The webinar shares an empowering message: non-developers can build useful tools, AI can teach you, and the learning curve doesn’t have to be steep.

Suggested strengthening of nuance:

This works best when:

  • scope is tight
  • data is clean and accessible
  • guardrails are defined
  • someone experienced is supervising

Without these conditions, organisations can still create fragile, insecure, or hard-to-maintain systems—just faster than before.

8) The model landscape is accurate—but practical differences could be highlighted

The webinar correctly notes that many AI products sit on a small number of foundation models (OpenAI, Anthropic, Google, and others). That simplification is helpful at an executive level.

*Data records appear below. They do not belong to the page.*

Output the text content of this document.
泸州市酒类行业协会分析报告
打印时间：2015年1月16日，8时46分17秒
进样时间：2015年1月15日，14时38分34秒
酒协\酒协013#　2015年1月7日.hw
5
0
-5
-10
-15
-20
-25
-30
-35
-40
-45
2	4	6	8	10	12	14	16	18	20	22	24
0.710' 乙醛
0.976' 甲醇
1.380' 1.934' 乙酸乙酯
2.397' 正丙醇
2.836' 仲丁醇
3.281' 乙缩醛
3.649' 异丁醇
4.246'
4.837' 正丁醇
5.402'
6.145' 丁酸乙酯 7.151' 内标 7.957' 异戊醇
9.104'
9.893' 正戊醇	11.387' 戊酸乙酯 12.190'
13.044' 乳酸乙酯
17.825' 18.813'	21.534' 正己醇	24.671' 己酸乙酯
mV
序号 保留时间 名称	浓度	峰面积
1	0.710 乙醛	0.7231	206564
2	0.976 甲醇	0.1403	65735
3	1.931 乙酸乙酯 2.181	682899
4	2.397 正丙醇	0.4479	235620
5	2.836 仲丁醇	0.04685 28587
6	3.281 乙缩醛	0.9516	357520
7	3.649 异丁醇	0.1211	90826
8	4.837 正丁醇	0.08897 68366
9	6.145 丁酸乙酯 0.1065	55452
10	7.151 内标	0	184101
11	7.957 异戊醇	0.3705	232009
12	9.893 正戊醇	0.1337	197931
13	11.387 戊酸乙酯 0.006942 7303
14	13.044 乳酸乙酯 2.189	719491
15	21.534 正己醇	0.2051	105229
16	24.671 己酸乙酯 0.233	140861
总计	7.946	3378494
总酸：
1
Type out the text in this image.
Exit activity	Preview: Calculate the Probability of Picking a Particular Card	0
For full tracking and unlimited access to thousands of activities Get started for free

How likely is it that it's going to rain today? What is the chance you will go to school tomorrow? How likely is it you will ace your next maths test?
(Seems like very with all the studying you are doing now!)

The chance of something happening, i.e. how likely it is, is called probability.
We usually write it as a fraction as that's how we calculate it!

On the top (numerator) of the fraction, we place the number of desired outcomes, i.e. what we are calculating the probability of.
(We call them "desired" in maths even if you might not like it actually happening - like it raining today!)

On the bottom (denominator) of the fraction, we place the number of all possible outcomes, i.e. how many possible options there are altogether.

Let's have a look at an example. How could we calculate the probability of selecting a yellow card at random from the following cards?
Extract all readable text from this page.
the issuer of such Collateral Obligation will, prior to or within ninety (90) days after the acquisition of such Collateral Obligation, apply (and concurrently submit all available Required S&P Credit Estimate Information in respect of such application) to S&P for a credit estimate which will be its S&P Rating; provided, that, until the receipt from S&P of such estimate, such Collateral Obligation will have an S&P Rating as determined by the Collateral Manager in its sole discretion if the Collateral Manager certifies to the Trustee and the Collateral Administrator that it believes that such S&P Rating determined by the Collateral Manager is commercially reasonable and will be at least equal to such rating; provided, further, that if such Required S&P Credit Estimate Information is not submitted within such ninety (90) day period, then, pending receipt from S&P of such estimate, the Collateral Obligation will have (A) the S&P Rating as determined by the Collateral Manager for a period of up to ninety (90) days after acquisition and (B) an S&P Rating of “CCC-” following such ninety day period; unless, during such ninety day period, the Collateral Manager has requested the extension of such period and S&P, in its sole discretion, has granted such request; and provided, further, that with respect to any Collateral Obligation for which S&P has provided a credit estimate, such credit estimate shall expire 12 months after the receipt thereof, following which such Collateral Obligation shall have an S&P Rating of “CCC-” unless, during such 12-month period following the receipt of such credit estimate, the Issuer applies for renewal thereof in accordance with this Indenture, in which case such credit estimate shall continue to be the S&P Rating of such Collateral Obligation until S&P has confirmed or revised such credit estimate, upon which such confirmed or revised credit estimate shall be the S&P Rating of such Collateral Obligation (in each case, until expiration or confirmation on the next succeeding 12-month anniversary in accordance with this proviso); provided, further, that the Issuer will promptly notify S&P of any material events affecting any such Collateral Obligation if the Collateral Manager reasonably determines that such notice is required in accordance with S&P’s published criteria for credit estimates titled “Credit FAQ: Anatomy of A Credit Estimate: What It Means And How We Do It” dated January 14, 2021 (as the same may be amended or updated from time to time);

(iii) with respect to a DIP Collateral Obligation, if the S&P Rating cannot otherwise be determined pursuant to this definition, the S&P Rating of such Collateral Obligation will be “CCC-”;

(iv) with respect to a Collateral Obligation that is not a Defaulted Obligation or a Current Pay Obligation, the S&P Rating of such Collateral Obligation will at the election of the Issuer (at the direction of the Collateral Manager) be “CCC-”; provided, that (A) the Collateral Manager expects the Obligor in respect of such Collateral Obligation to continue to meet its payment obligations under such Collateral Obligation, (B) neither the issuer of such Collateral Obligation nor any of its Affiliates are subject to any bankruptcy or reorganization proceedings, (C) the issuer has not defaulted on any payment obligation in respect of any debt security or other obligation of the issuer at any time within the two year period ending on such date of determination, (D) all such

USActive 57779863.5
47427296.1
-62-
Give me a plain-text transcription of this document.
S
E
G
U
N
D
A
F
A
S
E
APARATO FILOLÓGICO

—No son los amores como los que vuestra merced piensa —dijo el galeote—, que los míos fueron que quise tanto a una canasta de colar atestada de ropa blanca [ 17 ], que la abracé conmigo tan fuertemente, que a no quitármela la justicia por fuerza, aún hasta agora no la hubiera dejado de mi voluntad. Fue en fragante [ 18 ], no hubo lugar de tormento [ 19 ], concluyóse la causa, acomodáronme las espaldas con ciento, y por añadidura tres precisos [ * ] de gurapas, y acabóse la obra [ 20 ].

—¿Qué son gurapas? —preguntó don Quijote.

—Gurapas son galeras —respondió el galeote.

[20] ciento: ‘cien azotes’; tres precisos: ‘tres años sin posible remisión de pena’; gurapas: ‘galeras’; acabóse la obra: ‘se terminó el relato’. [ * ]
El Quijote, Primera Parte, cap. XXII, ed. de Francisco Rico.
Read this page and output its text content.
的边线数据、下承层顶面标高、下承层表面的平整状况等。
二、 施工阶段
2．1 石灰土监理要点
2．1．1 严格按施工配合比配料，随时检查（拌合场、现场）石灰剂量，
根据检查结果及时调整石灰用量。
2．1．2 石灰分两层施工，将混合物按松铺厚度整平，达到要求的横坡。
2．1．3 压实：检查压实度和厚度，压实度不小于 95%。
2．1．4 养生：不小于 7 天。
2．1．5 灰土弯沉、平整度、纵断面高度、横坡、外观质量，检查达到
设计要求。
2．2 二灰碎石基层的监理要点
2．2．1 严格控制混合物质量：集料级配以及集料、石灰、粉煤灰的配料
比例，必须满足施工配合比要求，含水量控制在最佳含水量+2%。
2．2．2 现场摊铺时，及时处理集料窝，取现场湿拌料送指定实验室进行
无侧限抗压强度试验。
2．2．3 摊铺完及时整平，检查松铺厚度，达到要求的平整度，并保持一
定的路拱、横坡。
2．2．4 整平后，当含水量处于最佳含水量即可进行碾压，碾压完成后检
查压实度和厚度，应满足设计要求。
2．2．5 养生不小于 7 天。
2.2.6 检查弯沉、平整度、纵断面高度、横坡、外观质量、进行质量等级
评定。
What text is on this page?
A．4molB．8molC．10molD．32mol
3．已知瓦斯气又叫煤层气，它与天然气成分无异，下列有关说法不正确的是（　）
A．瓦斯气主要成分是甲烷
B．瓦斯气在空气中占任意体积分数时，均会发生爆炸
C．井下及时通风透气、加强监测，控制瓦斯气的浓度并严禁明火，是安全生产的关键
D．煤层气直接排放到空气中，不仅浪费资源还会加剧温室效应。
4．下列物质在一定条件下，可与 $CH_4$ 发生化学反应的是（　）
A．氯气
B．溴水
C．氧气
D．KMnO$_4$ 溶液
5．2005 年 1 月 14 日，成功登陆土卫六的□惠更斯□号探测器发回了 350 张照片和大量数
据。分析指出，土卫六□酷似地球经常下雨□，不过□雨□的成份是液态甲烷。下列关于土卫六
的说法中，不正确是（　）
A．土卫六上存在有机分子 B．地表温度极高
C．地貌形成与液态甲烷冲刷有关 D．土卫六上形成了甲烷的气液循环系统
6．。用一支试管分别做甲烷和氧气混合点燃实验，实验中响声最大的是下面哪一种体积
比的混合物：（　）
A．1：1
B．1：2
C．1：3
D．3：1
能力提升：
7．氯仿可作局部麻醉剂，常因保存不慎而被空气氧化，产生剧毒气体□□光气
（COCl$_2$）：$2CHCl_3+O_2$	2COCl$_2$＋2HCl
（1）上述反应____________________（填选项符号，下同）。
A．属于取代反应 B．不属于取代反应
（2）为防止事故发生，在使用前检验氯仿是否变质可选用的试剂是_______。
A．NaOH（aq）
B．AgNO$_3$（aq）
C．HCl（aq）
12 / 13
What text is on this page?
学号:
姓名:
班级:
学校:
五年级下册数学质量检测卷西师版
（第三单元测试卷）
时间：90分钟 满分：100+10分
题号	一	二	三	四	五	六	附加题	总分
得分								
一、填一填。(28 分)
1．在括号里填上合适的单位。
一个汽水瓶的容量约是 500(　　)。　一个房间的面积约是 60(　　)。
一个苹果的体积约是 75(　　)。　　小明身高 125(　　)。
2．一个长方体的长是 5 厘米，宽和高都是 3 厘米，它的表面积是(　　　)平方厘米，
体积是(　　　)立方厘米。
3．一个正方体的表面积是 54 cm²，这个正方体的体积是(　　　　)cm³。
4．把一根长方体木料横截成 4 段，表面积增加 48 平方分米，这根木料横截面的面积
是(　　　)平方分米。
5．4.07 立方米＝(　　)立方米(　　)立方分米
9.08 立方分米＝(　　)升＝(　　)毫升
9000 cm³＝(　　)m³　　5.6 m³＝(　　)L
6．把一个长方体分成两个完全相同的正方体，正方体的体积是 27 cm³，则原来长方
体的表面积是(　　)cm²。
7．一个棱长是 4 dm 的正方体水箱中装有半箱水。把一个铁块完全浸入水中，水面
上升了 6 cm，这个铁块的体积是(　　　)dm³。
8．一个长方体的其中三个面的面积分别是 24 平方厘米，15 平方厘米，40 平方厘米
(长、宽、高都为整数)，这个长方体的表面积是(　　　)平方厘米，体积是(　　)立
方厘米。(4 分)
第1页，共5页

Suggestion of adding a “leader’s lens”:

A quick layer on what materially changes between model choices could add value, including:

  • latency and cost differences
  • quality evaluation and benchmarking
  • governance tooling maturity
  • sovereignty considerations beyond “US vs AU hosting”
  • open-weight vs closed-weight trade-offs

Even a high-level overview can help decision-makers ask smarter questions.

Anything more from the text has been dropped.